Another factor supporting pig farming and processing enterprises is an increase in consumption demand when consumers' real income increases. Meanwhile, the number of international tourists this year is expected to grow at a rate of 84 per cent in the second quarter and 100 per cent in the fourth quarter, creating a strong recovery of entertainment, accommodation and catering services.
Experts from VNDirect believe that the pig farming and processing enterprises will record revenue growth this year. These businesses will likely see a recovery in the growth rates of gross profit, such as Dabaco Vietnam Group Joint Stock Company (Dabaco), Masan Joint Stock Company, BaF Vietnam Agriculture Joint Stock Company, and Hoang Anh Gia Lai Group Joint Stock Company.
However, the pig farming enterprises still face a risk of increasing global grain prices again due to the prolonged tension between Russia and Ukraine that may affect commodity shipping activities in the Black Sea.
Vietnam imports about 80 per cent of input materials for animal feed production, so the increase in the USD/VND exchange rate also leads to the higher production cost of animal feed.
The outbreak of African swine fever has not been controlled completely at all household farms. However, it will not affect the total pork supply because the outbreak is not as severe as it was in the past and vaccination for pigs is expected to begin in 2023 upon completion of the pilot phase.
Nguyen Quoc Dat, vice chairman of the Vietnam Livestock Association, said that in 2022, the livestock industry faced many difficulties. However, the livestock sector's supply for the end of 2022 was relatively stable.
The price of poultry products tends to decrease due to abundant supply, while the demand of the food is still quite weak at restaurants, collective kitchens and schools.
Every year, the demand for pork will increase sharply because processing companies promote purchasing pork to process goods for Tet (Lunar New Year). That makes the price of hogs increase gradually from the second half of November to before the Lunar New Year. However, hog and pork prices in 2022 were quite dismal as demand did not seem to increase.
It was forecast that the demand for food during the Lunar New Year 2023 would decrease compared to previous years. It was partly due to weakening consumption amid high inflation.
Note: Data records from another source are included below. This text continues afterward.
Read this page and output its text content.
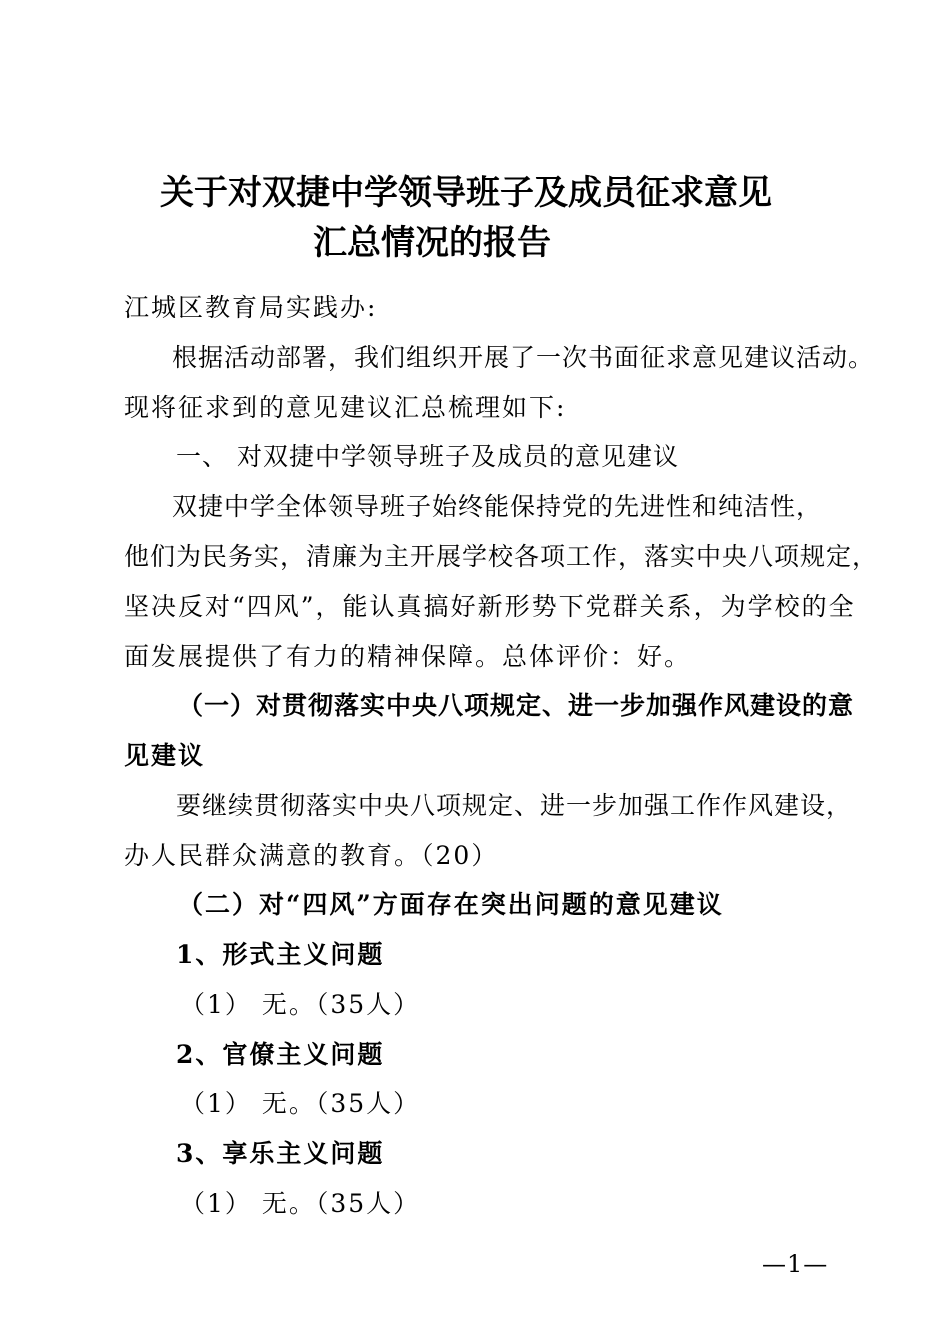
关于对双捷中学领导班子及成员征求意见
汇总情况的报告
江城区教育局实践办:
根据活动部署，我们组织开展了一次书面征求意见建议活动。
现将征求到的意见建议汇总梳理如下:
一、 对双捷中学领导班子及成员的意见建议
双捷中学全体领导班子始终能保持党的先进性和纯洁性，
他们为民务实，清廉为主开展学校各项工作，落实中央八项规定，
坚决反对“四风”，能认真搞好新形势下党群关系，为学校的全
面发展提供了有力的精神保障。总体评价：好。
（一）对贯彻落实中央八项规定、进一步加强作风建设的意
见建议
要继续贯彻落实中央八项规定、进一步加强工作作风建设，
办人民群众满意的教育。（20）
（二）对“四风”方面存在突出问题的意见建议
1、形式主义问题
（1） 无。（35人）
2、官僚主义问题
（1） 无。（35人）
3、享乐主义问题
（1） 无。（35人）
—1—
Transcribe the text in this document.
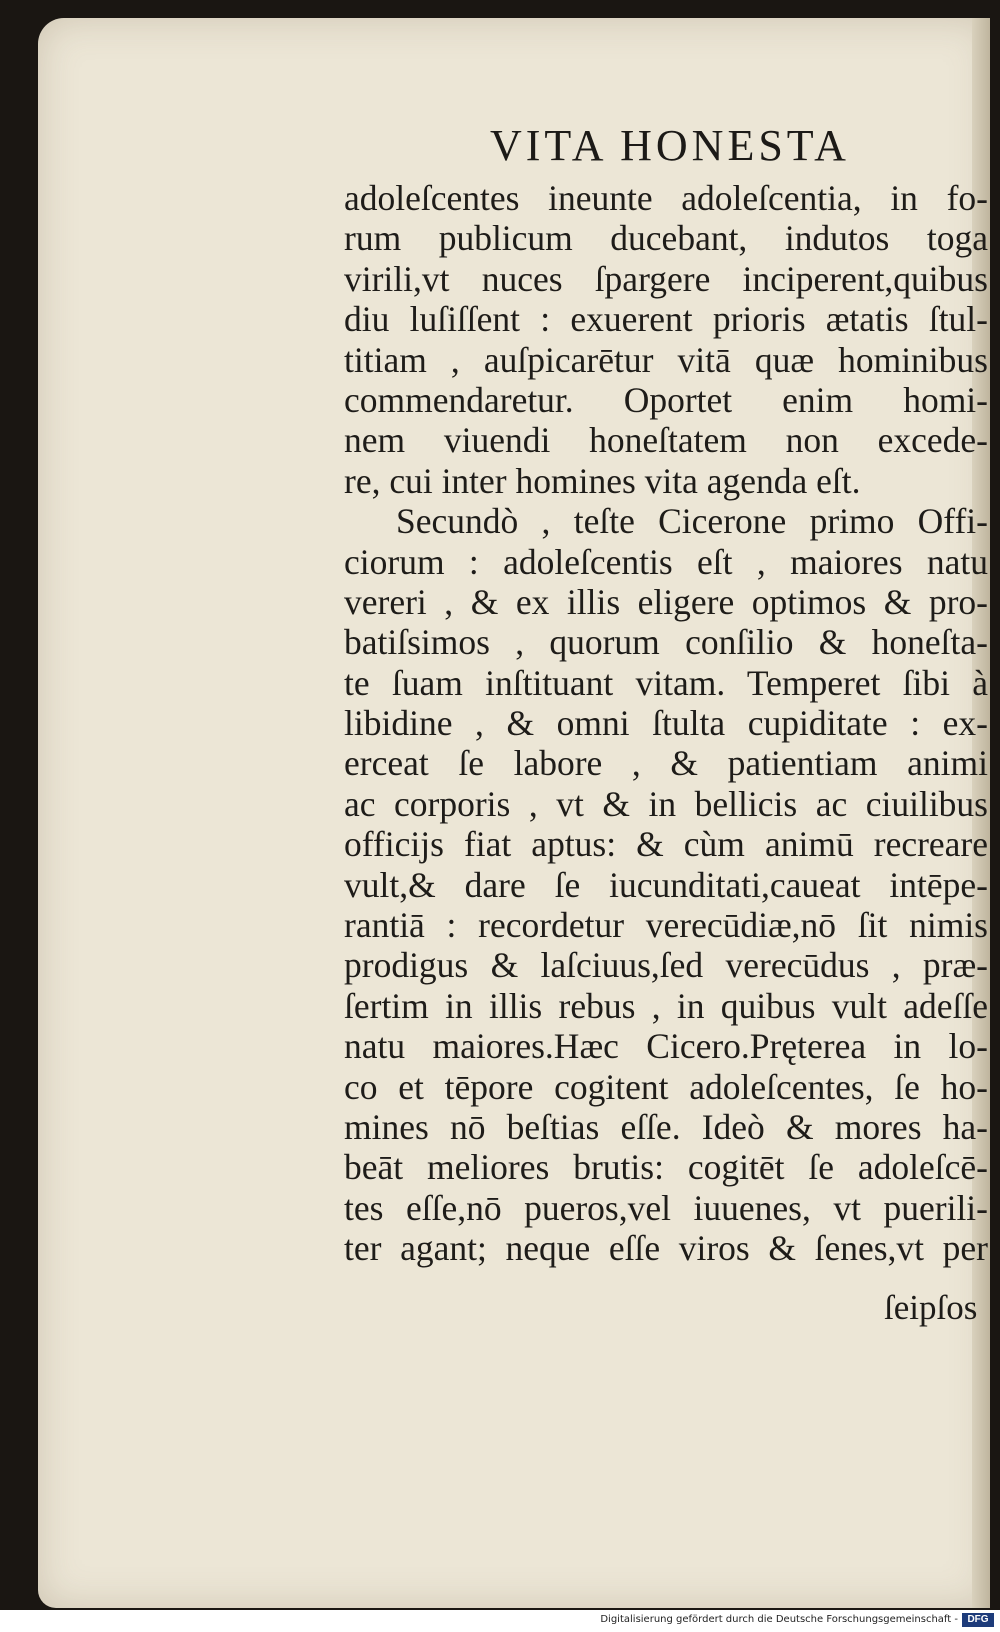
VITA HONESTA
adoleſcentes ineunte adoleſcentia, in fo-
rum publicum ducebant, indutos toga
virili,vt nuces ſpargere inciperent,quibus
diu luſiſſent : exuerent prioris ætatis ſtul-
titiam , auſpicarētur vitā quæ hominibus
commendaretur. Oportet enim homi-
nem viuendi honeſtatem non excede-
re, cui inter homines vita agenda eſt.
Secundò , teſte Cicerone primo Offi-
ciorum : adoleſcentis eſt , maiores natu
vereri , & ex illis eligere optimos & pro-
batiſsimos , quorum conſilio & honeſta-
te ſuam inſtituant vitam. Temperet ſibi à
libidine , & omni ſtulta cupiditate : ex-
erceat ſe labore , & patientiam animi
ac corporis , vt & in bellicis ac ciuilibus
officijs fiat aptus: & cùm animū recreare
vult,& dare ſe iucunditati,caueat intēpe-
rantiā : recordetur verecūdiæ,nō ſit nimis
prodigus & laſciuus,ſed verecūdus , præ-
ſertim in illis rebus , in quibus vult adeſſe
natu maiores.Hæc Cicero.Pręterea in lo-
co et tēpore cogitent adoleſcentes, ſe ho-
mines nō beſtias eſſe. Ideò & mores ha-
beāt meliores brutis: cogitēt ſe adoleſcē-
tes eſſe,nō pueros,vel iuuenes, vt puerili-
ter agant; neque eſſe viros & ſenes,vt per
ſeipſos
Digitalisierung gefördert durch die Deutsche Forschungsgemeinschaft - DFG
Duong Tat Thang, director of the Department of Livestock Production, said the total production value of the livestock industry in 2022 was estimated at over VND506 trillion, up 5.5 per cent over the figure in 2021.
Of which, the total output of live hogs in 2022 was estimated at seven million tonnes, the highest ever. The industry produced about 18.4 billion eggs and 1.1 million tonnes of milk.
According to SSI, the live hog price remained stable in the first half of 2022 at an average of VND55,000 per kilo, down 25 per cent over the same period.
Then, it increased significantly to VND70,000 per kilo in July and August. The sharp increase in prices was due to a recovery in the cross-border trade activities of live hogs from Vietnam to China.
However, this increase was for a short time, and the live hog price fell to VND53,000 per kilo because China applied stricter restrictions on border trade activities under its COVID-19 control policy.
While the price of raw materials peaked in the second quarter of 2022 with an increase of 17 per cent on year for corn, 60 per cent for wheat and 10 per cent for soybean. However, these raw material prices reduced from the peak in the third and fourth quarters of 2022.
Therefore, feed production cost increased by 38 per cent year-on-year and even doubled the cost in 2020, significantly impacting household farms and commercial farms because feed accounts for 75 per cent of total livestock cost.
The average production cost of the household farm was estimated at VND55,000-60,000 per kilo of pig, while the average production cost of the commercial farm was estimated at VND50,000.
With the prices, farmers were hardly profitable, while commercial farms also saw much lower profits than that in previous years.
The commercial farms' profit stands at the lowest rate in five years.